Prepare: Start by lining a 9x13" pan with foil, making sure to spray it with cooking spray for easy removal later. Preheat your oven to 350°F (175°C) so it's ready when you are!
Brownie Batter: In a large bowl, whisk together the melted butter and granulated sugar until smooth. Add the vanilla and eggs, whisking until they're fully combined. Next, stir in the flour, cocoa, and salt until the batter is just mixed; it will be thick and luscious.
Cheesecake Filling: In another bowl, beat together the cream cheese, egg, vanilla, and sugar using an electric mixer until the mixture is silky and smooth. This step is key for that creamy cheesecake texture!
Assembly: Carefully spread a portion of the brownie batter into the prepared pan, creating an even layer that will serve as the base.
Layering: Gently spread the creamy cheesecake filling over the brownie layer, ensuring it's well-distributed for a perfect bite every time.

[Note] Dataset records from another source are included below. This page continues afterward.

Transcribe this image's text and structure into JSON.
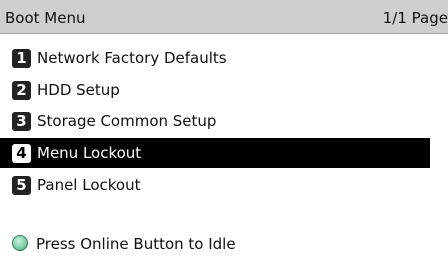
{
  "header": {
    "title": "Boot Menu",
    "page_indicator": "1/1 Page"
  },
  "menu": {
    "selected_index": 3,
    "items": [
      {
        "number": "1",
        "label": "Network Factory Defaults"
      },
      {
        "number": "2",
        "label": "HDD Setup"
      },
      {
        "number": "3",
        "label": "Storage Common Setup"
      },
      {
        "number": "4",
        "label": "Menu Lockout"
      },
      {
        "number": "5",
        "label": "Panel Lockout"
      }
    ]
  },
  "status": {
    "icon": "online-led-icon",
    "icon_color": "#7fd0aa",
    "text": "Press Online Button to Idle"
  }
}
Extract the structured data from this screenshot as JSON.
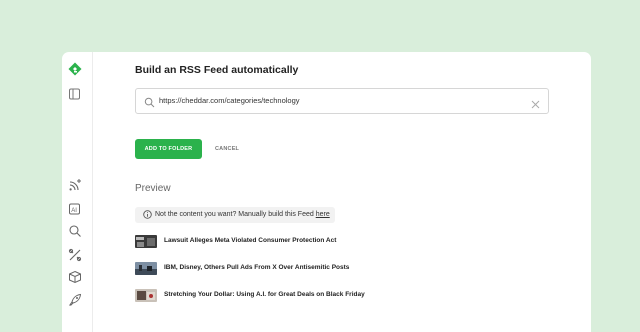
{
  "rail": {
    "icons": [
      "feedly-logo",
      "sidebar-toggle-icon",
      "add-feed-icon",
      "ai-feed-icon",
      "search-icon",
      "tools-icon",
      "box-icon",
      "rocket-icon"
    ]
  },
  "header": {
    "title": "Build an RSS Feed automatically"
  },
  "search": {
    "value": "https://cheddar.com/categories/technology"
  },
  "actions": {
    "add_label": "ADD TO FOLDER",
    "cancel_label": "CANCEL"
  },
  "preview": {
    "heading": "Preview",
    "notice_text": "Not the content you want? Manually build this Feed ",
    "notice_link": "here",
    "articles": [
      {
        "headline": "Lawsuit Alleges Meta Violated Consumer Protection Act"
      },
      {
        "headline": "IBM, Disney, Others Pull Ads From X Over Antisemitic Posts"
      },
      {
        "headline": "Stretching Your Dollar: Using A.I. for Great Deals on Black Friday"
      }
    ]
  },
  "colors": {
    "accent": "#2bb24c",
    "background": "#d9eedb"
  }
}
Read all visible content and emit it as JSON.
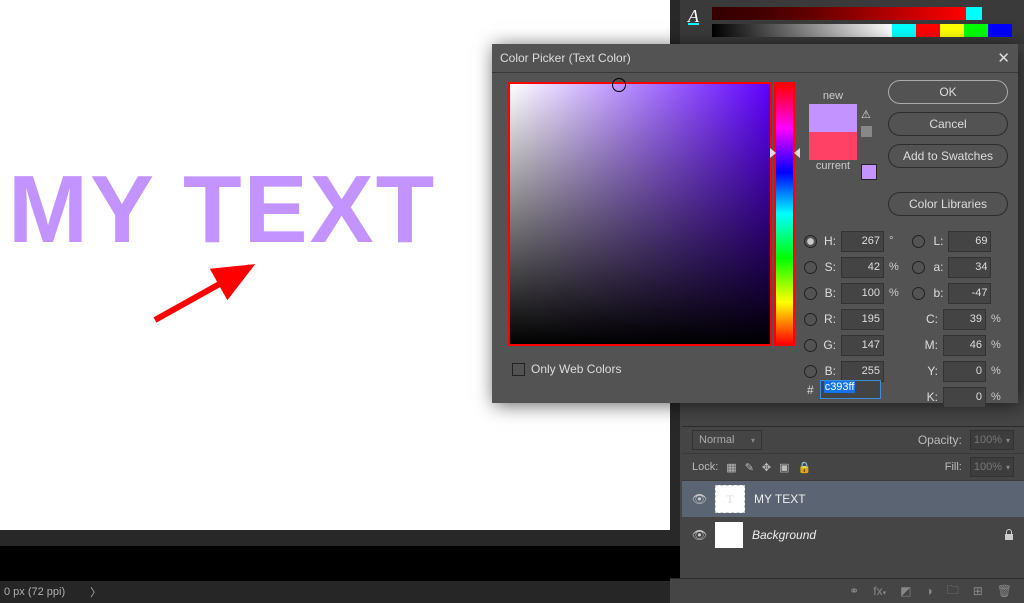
{
  "status_bar": "0 px (72 ppi)",
  "dialog": {
    "title": "Color Picker (Text Color)",
    "ok": "OK",
    "cancel": "Cancel",
    "add_swatches": "Add to Swatches",
    "color_libs": "Color Libraries",
    "only_web": "Only Web Colors",
    "new_label": "new",
    "current_label": "current",
    "hex_label": "#",
    "hex_value": "c393ff",
    "hsv": {
      "H": "267",
      "S": "42",
      "B": "100"
    },
    "lab": {
      "L": "69",
      "a": "34",
      "b": "-47"
    },
    "rgb": {
      "R": "195",
      "G": "147",
      "B": "255"
    },
    "cmyk": {
      "C": "39",
      "M": "46",
      "Y": "0",
      "K": "0"
    },
    "deg": "°",
    "pct": "%"
  },
  "canvas": {
    "text": "MY TEXT"
  },
  "layers": {
    "blend": "Normal",
    "opacity_label": "Opacity:",
    "opacity_val": "100%",
    "lock_label": "Lock:",
    "fill_label": "Fill:",
    "fill_val": "100%",
    "items": [
      {
        "name": "MY TEXT",
        "type": "T"
      },
      {
        "name": "Background",
        "type": "fill"
      }
    ]
  }
}
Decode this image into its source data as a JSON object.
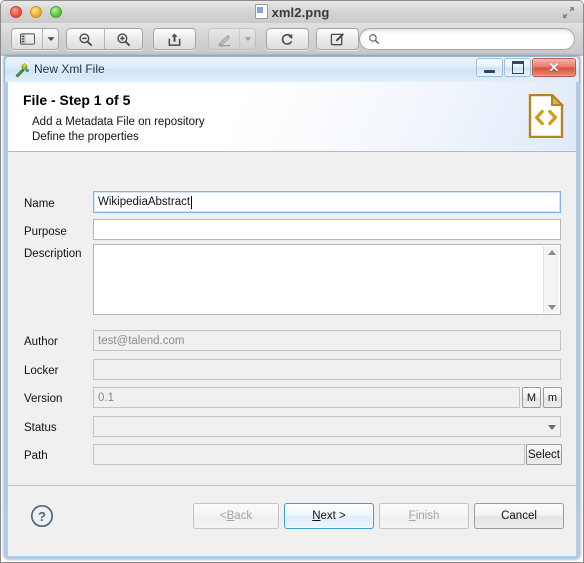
{
  "mac_window": {
    "title": "xml2.png",
    "title_icon": "image-file-icon",
    "traffic_lights": [
      {
        "name": "close-button",
        "color": "#e74b3c"
      },
      {
        "name": "minimize-button",
        "color": "#e8a92a"
      },
      {
        "name": "zoom-button",
        "color": "#53ba36"
      }
    ],
    "fullscreen_icon": "expand-arrows-icon",
    "toolbar": [
      {
        "name": "sidebar-toggle-button",
        "icon": "sidebar-icon"
      },
      {
        "name": "sidebar-menu-button",
        "icon": "chevron-down-icon"
      },
      {
        "name": "zoom-out-button",
        "icon": "magnifier-minus-icon"
      },
      {
        "name": "zoom-in-button",
        "icon": "magnifier-plus-icon"
      },
      {
        "name": "share-button",
        "icon": "share-arrow-icon"
      },
      {
        "name": "markup-button",
        "icon": "pen-icon",
        "disabled": true
      },
      {
        "name": "markup-menu-button",
        "icon": "chevron-down-icon",
        "disabled": true
      },
      {
        "name": "rotate-button",
        "icon": "rotate-left-icon"
      },
      {
        "name": "annotate-button",
        "icon": "edit-pencil-icon"
      }
    ],
    "search": {
      "placeholder": "",
      "value": "",
      "icon": "search-icon"
    }
  },
  "dialog": {
    "titlebar": {
      "icon": "new-wizard-icon",
      "title": "New Xml File",
      "minimize_label": "–",
      "maximize_label": "□",
      "close_label": "✕"
    },
    "header": {
      "heading": "File - Step 1 of 5",
      "line1": "Add a Metadata File on repository",
      "line2": "Define the properties",
      "icon": "xml-document-icon",
      "icon_color": "#b5851f"
    },
    "fields": [
      {
        "name": "name",
        "label": "Name",
        "value": "WikipediaAbstract",
        "placeholder": "",
        "type": "text",
        "focused": true,
        "readonly": false
      },
      {
        "name": "purpose",
        "label": "Purpose",
        "value": "",
        "placeholder": "",
        "type": "text",
        "focused": false,
        "readonly": false
      },
      {
        "name": "description",
        "label": "Description",
        "value": "",
        "placeholder": "",
        "type": "textarea",
        "focused": false,
        "readonly": false
      },
      {
        "name": "author",
        "label": "Author",
        "value": "test@talend.com",
        "placeholder": "",
        "type": "text",
        "focused": false,
        "readonly": true
      },
      {
        "name": "locker",
        "label": "Locker",
        "value": "",
        "placeholder": "",
        "type": "text",
        "focused": false,
        "readonly": true
      },
      {
        "name": "version",
        "label": "Version",
        "value": "0.1",
        "placeholder": "",
        "type": "text",
        "focused": false,
        "readonly": true
      },
      {
        "name": "status",
        "label": "Status",
        "value": "",
        "placeholder": "",
        "type": "combo",
        "focused": false,
        "readonly": true
      },
      {
        "name": "path",
        "label": "Path",
        "value": "",
        "placeholder": "",
        "type": "text",
        "focused": false,
        "readonly": true
      }
    ],
    "version_buttons": {
      "major_label": "M",
      "minor_label": "m"
    },
    "path_button_label": "Select",
    "footer": {
      "help_icon": "question-mark-icon",
      "buttons": [
        {
          "name": "back-button",
          "label_pre": "< ",
          "label_key": "B",
          "label_post": "ack",
          "disabled": true,
          "default": false
        },
        {
          "name": "next-button",
          "label_pre": "",
          "label_key": "N",
          "label_post": "ext >",
          "disabled": false,
          "default": true
        },
        {
          "name": "finish-button",
          "label_pre": "",
          "label_key": "F",
          "label_post": "inish",
          "disabled": true,
          "default": false
        },
        {
          "name": "cancel-button",
          "label_pre": "",
          "label_key": "",
          "label_post": "Cancel",
          "disabled": false,
          "default": false
        }
      ]
    }
  }
}
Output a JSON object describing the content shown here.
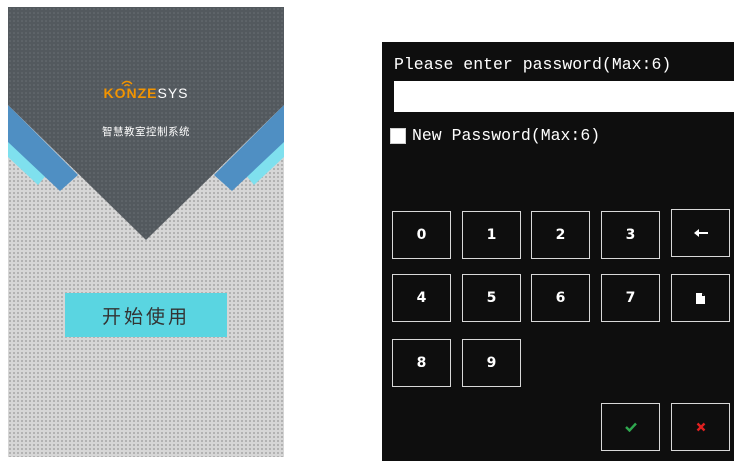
{
  "splash": {
    "brand_part1": "KONZE",
    "brand_part2": "SYS",
    "subtitle": "智慧教室控制系统",
    "start_label": "开始使用",
    "colors": {
      "background": "#d6d6d6",
      "dark": "#53595e",
      "blue_band": "#4f8fc3",
      "cyan_band": "#7fe0ee",
      "button": "#5ad5e1",
      "brand_orange": "#f29400"
    }
  },
  "password": {
    "prompt": "Please enter password(Max:6)",
    "value": "",
    "new_password_label": "New Password(Max:6)",
    "new_password_checked": false,
    "keys": {
      "k0": "0",
      "k1": "1",
      "k2": "2",
      "k3": "3",
      "k4": "4",
      "k5": "5",
      "k6": "6",
      "k7": "7",
      "k8": "8",
      "k9": "9"
    },
    "icons": {
      "backspace": "left-arrow-icon",
      "clear": "document-icon",
      "confirm": "check-icon",
      "cancel": "x-icon"
    },
    "colors": {
      "background": "#0e0e0e",
      "confirm": "#2fa84f",
      "cancel": "#e02020"
    }
  }
}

Add Cherry Pie Filling: Spoon the cherry pie filling over the cheesecake layer, then add the remaining brownie batter on top. Use a spatula to smooth it out as best you can.
Bake: Pop the pan into the preheated oven and bake at 350°F (175°C) for 30-35 minutes. Keep an eye on it—you're looking for the center to appear set, with just a little jiggle.
Cool & Serve: Once baked, allow your brownies to cool to room temperature in the pan. For easier cutting later, chill them in the refrigerator for a few hours before slicing.